2008 Nov 18 at 16:17 » Tagged as :

I have never had much need for OCR but when an error popped with VirtualBox the other day and virtual box didn't allow me to share the clipboard from the guest to the host, I thought I would take a screen shot and then OCR the text. It would have been much easier to simply type it but that's not the way geeks do things. I learned that there are three popular products, Ocrad, Tesseract ang GOCR. All three can be installed with yum. The first one I tried was GOCR. It produced the following output:

Iease instaII the buiId and header fiIes for your current Linux XerneI he current XerneI version is Z.6.Z5-14.fc9.i686 robIems were found which wouId prevent the Guest Additions from instaIIing. Iease correct these probIems and try again.

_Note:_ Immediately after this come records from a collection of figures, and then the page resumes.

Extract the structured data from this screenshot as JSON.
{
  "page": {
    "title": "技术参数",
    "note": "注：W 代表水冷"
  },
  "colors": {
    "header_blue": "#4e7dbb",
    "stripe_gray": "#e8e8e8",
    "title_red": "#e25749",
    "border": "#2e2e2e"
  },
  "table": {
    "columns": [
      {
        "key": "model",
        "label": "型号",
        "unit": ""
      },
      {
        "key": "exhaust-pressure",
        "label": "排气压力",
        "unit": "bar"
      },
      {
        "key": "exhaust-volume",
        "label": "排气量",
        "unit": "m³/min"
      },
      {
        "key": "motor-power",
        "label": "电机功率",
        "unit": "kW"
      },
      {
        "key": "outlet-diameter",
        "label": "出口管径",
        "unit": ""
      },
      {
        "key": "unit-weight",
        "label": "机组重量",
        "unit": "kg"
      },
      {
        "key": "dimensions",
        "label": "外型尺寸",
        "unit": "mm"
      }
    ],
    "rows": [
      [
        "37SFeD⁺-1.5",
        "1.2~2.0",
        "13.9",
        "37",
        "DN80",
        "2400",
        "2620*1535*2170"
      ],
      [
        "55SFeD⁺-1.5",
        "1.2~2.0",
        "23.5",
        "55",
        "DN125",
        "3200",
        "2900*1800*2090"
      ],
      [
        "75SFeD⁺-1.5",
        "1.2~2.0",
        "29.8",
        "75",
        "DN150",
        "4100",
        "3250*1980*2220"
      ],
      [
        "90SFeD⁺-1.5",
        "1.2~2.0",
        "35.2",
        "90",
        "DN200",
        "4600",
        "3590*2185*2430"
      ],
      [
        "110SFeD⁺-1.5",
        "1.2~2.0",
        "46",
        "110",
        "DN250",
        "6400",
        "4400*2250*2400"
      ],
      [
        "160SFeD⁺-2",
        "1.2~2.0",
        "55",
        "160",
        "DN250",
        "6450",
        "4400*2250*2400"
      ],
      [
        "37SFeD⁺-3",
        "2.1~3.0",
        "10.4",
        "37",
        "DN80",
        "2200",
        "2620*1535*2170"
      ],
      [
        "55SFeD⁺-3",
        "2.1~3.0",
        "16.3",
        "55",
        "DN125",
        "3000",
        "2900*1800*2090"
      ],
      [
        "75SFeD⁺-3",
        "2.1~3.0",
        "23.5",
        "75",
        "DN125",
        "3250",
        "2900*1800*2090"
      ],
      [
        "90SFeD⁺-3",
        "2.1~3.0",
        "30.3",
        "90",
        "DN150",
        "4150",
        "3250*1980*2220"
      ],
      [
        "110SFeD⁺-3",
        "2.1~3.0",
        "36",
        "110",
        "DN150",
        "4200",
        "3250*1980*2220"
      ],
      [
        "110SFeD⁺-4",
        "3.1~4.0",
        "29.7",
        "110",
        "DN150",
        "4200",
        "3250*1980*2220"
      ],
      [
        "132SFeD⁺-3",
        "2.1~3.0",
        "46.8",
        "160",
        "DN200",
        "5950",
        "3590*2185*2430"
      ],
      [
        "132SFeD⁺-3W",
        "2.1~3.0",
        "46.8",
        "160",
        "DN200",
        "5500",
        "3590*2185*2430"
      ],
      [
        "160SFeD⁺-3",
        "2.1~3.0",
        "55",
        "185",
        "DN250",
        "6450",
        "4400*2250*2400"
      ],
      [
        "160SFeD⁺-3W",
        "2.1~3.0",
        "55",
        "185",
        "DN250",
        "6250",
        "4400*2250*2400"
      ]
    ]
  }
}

Not very accurate is it? (please see the post on Qemu and VirtualBox to for the actual error message). But I am willing to forgive gocr because that white text on a black background is hard enough for even for humans to read and understand. That console font isn't the easiest font to read either.  The next suspect Ocrad simply refused to have anything at all to do with the image.

ocrad: bad magic number - not a pbm, pgm or ppm file.

It didn't fare any better when I saved the file as a pbm (earlier it was a png). It produced exactly nothing. yes nothing, the same thing that you are left with after taxes. So gocr inspite of it's innacuracies is actually doing a pretty decent job. Tesseract didn't like the png image and it liked the pbm even less. It wanted a tif file as input. After a lot of huffing and puffing it produced a single byte file as it's output.